Jake’s roots go back to Inglewood, Taranaki, where he grew up on his parent’s dairy farm, so he’s no stranger to practical farming work, despite his current role being in an office.
His role at ANZ sees him supporting relationship managers in their customer-facing roles and helping manage more than 100 customers.
He said being FMG Young Farmer of the Year helped him prove his credibility to rural customers not aware of his farming background.
“They love having a wee chinwag about Young Farmer of the Year, and it shows them that I’m not some city-slicker that sits in the bank and doesn’t get their hands dirty. It proves that I can do all the practical farming stuff too,” he said.
Fellow title winner James Robertson made history in 2019 when he became the youngest person to win the title.
He said Young Farmers had been a source of inspiration since he was little and being a part of Young Farmers over the years had presented him with a wealth of opportunities.
Like Jake, James grew up on his parent’s dairy farm. The farm is based in Cambridge.
James currently works as a technical assistant at Fonterra. He has worked for the co-operative over the past four years on a range of projects. His current role is fast-paced and varied, as he assists Fonterra’s managing director of co-operative affairs.
“Recently, I’ve spent time on the road consulting with farmers for the current capital structure review and have been working with the core team to sift through their feedback.
“Doing that groundwork resonates back to my upbringing and farming background which makes my role really fulfilling.”
Ahead of the grand final, competitors attended Fieldays at Mystery Creek, near Hamilton, for a pre-grand final contest, and to get a feel for what they faced competing at a large agricultural event.
“It’s such a great place to connect with everyone. I caught up with so many people I wasn’t expecting to: school mates, industry contacts, university, work colleagues, and all sorts,” James said.
Jake and James are passionate about inspiring the next generation of young farmers.
James, who is on the Young Farmers board and the contest subcommittee, said the FMG Junior Young Farmer of the Year contest was a way young people could showcase their rural skillset among their peers.
“It’s rare that you see a competition that recognises school students who spend their weekends helping their parents on farm or farming as their part-time job.’’
During the grand final, finalists were required to give a speech. Jake’s topic was “What I wish school leavers who are non-farmers knew about opportunities in ag”.

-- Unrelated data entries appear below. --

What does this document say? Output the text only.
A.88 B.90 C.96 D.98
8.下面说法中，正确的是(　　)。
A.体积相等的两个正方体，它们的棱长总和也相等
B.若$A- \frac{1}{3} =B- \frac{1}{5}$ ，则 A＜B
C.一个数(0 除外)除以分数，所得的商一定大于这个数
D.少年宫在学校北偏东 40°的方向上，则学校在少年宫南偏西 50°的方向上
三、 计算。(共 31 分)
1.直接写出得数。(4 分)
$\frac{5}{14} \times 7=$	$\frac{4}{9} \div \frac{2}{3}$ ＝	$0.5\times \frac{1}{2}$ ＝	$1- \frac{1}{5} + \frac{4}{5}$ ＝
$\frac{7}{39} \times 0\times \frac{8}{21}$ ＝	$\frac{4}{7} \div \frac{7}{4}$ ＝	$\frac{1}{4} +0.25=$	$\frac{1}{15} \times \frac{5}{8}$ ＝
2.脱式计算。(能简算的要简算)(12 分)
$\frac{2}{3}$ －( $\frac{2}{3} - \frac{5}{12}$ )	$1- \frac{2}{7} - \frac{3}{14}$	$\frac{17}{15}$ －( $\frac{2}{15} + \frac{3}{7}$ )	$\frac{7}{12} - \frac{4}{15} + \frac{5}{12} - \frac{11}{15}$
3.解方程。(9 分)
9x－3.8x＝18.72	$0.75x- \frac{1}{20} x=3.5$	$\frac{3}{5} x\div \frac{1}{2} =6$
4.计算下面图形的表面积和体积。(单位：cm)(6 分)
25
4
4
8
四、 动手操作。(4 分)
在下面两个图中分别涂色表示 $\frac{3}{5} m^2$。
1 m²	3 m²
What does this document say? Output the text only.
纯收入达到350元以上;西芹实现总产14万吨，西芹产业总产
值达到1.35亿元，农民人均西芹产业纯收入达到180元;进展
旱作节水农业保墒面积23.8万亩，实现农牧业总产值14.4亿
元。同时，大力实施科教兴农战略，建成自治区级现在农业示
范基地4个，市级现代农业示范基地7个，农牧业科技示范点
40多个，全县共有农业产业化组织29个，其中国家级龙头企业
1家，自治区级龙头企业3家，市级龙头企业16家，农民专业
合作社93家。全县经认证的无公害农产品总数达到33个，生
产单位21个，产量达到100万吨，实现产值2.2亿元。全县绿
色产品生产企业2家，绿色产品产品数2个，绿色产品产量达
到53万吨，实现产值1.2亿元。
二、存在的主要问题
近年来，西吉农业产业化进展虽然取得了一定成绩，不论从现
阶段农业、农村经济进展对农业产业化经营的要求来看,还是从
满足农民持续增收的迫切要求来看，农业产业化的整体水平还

“People think working in ag is just milking cows, mustering sheep and driving tractors, but there’s also opportunities available in science, marketing and business. I have mates from uni with non-farming backgrounds that are now on farm or in working in the primary industries,’’ he said.
“We should all be champions for our industry and tell our stories to kids, so they can realise the wealth of opportunities on offer and get inspired about New Zealand being a leader in this field.”